Pair Corralation between BMO Covered and Harvest Equal
Assuming the 90 days trading horizon BMO Covered Call is expected to generate 2.4 times more return on investment than Harvest Equal. However, BMO Covered is 2.4 times more volatile than Harvest Equal Weight. It trades about 0.09 of its potential returns per unit of risk. Harvest Equal Weight is currently generating about -0.08 per unit of risk. If you would invest 2,366 in BMO Covered Call on September 27, 2024 and sell it today you would earn a total of 142.00 from holding BMO Covered Call or generate 6.0% return on investment over 90 days.
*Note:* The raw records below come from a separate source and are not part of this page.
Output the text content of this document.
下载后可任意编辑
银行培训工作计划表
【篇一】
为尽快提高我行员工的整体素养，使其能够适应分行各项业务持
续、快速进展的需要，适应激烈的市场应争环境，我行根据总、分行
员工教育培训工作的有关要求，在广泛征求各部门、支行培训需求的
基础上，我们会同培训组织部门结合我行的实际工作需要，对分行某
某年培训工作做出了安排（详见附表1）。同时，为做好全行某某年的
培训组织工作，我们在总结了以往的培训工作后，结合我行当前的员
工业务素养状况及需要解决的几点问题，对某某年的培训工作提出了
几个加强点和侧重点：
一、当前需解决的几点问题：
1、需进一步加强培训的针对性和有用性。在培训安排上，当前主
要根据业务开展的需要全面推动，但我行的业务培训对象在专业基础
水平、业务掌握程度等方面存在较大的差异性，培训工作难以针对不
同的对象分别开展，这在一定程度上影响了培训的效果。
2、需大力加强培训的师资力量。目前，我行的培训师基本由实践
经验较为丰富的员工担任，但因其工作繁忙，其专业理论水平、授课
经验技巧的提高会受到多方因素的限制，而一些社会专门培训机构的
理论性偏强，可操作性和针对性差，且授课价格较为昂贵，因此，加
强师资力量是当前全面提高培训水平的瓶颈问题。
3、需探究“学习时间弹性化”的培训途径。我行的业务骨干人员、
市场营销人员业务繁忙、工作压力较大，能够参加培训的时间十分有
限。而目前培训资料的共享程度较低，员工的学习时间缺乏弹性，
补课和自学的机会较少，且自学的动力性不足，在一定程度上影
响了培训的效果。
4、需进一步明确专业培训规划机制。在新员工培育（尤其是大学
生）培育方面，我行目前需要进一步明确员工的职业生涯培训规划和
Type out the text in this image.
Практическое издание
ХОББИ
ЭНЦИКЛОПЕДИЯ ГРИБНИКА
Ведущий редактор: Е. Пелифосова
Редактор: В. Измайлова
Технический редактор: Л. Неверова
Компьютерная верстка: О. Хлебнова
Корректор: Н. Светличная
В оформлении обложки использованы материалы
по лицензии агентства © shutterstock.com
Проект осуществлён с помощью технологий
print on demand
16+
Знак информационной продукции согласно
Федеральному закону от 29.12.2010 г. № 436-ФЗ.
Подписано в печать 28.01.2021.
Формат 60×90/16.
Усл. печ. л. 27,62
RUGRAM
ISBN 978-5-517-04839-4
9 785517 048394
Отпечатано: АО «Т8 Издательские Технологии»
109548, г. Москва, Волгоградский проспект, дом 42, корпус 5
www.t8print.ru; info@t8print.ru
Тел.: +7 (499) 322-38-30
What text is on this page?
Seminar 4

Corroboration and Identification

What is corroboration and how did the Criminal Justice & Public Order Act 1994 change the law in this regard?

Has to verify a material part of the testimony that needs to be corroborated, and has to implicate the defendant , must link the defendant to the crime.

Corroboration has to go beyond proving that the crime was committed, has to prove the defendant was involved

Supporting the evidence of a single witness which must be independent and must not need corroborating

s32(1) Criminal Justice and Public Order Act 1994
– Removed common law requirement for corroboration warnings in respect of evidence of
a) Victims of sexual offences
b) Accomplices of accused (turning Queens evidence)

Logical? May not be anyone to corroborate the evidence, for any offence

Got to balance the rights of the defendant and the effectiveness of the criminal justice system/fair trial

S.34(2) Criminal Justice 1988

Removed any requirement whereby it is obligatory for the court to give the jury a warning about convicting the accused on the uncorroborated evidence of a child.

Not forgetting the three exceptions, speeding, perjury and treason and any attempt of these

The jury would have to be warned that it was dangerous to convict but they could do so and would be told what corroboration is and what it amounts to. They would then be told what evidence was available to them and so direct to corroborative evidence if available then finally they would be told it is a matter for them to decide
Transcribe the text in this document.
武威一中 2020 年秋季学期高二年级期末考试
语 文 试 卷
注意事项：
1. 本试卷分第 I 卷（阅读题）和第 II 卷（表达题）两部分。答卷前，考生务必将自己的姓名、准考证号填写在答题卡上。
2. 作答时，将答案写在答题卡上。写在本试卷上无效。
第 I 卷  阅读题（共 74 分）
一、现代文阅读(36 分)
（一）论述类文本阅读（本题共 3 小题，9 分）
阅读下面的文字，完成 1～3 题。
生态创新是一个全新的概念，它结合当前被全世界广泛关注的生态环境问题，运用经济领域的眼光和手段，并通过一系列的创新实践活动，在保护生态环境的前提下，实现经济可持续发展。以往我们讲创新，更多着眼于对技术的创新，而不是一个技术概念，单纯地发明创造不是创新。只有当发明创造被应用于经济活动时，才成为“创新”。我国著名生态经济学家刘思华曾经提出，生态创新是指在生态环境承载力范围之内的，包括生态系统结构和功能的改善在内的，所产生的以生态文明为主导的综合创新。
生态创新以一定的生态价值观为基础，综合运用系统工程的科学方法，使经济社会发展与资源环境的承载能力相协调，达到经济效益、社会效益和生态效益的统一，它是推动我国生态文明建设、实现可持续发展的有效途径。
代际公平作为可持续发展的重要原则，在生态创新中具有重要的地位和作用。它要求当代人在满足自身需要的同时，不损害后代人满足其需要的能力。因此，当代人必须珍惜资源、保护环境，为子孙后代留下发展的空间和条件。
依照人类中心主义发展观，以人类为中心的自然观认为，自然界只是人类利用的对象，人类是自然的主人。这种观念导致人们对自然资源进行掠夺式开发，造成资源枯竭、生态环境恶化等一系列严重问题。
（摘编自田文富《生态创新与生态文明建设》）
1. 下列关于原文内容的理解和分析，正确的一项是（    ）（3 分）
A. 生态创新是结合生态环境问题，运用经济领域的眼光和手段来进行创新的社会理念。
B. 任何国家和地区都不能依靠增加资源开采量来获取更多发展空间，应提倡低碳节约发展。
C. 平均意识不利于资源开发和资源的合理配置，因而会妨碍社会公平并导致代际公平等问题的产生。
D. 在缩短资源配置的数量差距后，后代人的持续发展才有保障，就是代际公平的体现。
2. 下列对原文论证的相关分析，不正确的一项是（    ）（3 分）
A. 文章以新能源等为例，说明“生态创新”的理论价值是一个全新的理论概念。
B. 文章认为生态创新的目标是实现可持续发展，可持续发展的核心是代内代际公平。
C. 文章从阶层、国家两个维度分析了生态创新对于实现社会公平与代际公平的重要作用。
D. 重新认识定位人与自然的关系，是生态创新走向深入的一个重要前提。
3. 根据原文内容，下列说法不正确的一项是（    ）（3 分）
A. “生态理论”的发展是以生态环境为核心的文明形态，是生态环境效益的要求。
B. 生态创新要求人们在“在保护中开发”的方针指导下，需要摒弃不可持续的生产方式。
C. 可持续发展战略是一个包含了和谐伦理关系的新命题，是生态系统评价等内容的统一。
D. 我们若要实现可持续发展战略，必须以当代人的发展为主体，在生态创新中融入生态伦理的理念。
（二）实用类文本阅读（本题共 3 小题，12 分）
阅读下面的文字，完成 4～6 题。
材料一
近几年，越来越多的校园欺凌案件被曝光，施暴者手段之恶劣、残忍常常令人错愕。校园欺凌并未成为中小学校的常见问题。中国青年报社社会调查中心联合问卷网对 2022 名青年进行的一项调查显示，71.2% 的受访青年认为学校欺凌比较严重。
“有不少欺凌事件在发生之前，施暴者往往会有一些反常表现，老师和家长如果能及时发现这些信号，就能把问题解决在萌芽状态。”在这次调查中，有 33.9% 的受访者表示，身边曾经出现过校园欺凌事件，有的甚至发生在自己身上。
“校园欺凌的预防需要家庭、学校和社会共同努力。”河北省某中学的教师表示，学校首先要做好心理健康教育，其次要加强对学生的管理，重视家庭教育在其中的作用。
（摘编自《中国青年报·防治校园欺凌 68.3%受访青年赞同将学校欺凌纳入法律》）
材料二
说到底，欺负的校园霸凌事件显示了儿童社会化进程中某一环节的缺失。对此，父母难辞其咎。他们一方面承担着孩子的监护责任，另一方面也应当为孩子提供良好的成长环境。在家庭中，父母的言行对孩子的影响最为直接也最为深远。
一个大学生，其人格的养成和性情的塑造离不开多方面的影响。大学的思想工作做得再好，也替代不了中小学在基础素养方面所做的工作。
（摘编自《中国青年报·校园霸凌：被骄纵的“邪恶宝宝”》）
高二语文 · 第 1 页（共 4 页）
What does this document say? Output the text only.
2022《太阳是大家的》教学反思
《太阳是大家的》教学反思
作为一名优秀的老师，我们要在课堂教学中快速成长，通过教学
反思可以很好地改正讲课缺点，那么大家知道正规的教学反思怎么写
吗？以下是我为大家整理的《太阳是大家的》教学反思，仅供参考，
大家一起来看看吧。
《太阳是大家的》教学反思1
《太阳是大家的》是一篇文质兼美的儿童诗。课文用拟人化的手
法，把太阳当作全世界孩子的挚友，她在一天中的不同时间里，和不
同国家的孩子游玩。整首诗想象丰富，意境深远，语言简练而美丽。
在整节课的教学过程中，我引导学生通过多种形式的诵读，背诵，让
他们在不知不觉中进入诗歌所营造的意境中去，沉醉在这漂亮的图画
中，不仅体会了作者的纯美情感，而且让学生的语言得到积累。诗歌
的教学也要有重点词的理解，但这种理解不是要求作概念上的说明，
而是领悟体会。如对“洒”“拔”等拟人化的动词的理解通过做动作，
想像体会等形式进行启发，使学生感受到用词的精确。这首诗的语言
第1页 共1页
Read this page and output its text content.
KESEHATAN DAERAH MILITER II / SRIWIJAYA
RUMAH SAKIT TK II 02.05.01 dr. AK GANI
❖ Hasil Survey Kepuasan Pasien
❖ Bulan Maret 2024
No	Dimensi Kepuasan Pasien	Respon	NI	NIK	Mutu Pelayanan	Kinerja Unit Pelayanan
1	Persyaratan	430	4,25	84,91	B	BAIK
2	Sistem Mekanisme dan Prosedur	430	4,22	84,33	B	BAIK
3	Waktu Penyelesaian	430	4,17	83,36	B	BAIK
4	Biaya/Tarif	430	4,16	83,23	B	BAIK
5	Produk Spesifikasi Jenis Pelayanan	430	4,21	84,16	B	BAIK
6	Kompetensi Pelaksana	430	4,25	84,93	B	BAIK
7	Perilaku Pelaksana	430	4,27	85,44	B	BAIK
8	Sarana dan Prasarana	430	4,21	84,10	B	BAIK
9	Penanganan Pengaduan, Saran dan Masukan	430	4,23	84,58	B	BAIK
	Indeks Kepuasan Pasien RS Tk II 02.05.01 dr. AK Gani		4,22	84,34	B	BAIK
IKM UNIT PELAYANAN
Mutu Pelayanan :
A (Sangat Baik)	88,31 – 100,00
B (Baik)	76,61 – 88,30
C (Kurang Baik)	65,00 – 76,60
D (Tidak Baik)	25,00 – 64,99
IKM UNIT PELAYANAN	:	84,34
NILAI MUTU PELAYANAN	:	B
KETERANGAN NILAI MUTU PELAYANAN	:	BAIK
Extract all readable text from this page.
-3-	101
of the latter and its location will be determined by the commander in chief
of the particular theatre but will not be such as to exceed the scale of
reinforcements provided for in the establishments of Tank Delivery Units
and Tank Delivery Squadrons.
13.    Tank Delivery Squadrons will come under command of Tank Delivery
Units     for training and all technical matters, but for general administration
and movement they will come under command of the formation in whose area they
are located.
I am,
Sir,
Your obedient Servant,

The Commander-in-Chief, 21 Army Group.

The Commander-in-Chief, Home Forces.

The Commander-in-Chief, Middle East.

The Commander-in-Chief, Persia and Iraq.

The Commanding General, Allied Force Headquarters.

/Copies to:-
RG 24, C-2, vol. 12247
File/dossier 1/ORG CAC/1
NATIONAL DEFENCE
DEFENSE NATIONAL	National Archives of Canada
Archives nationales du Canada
Time Period | 3 Months [change] |
Direction | Moves Together |
Strength | Weak |
Accuracy | 100.0% |
Values | Daily Returns |
BMO Covered Call vs. Harvest Equal Weight
Performance |
Timeline |
BMO Covered Call |
Harvest Equal Weight |
BMO Covered and Harvest Equal Volatility Contrast
Predicted Return Density |
Returns |
Pair Trading with BMO Covered and Harvest Equal
The main advantage of trading using opposite BMO Covered and Harvest Equal positions is that it hedges away some unsystematic risk. Because of two separate transactions, even if BMO Covered position performs unexpectedly, Harvest Equal can make up some of the losses. Pair trading also minimizes risk from directional movements in the market. For example, if an entire industry or sector drops because of unexpected headlines, the short position in Harvest Equal will offset losses from the drop in Harvest Equal's long position.BMO Covered vs. BMO Covered Call | BMO Covered vs. BMO Canadian Dividend | BMO Covered vs. BMO Covered Call | BMO Covered vs. BMO Canadian High |
Check out your portfolio center.Note that this page's information should be used as a complementary analysis to find the right mix of equity instruments to add to your existing portfolios or create a brand new portfolio. You can also try the Sectors module to list of equity sectors categorizing publicly traded companies based on their primary business activities.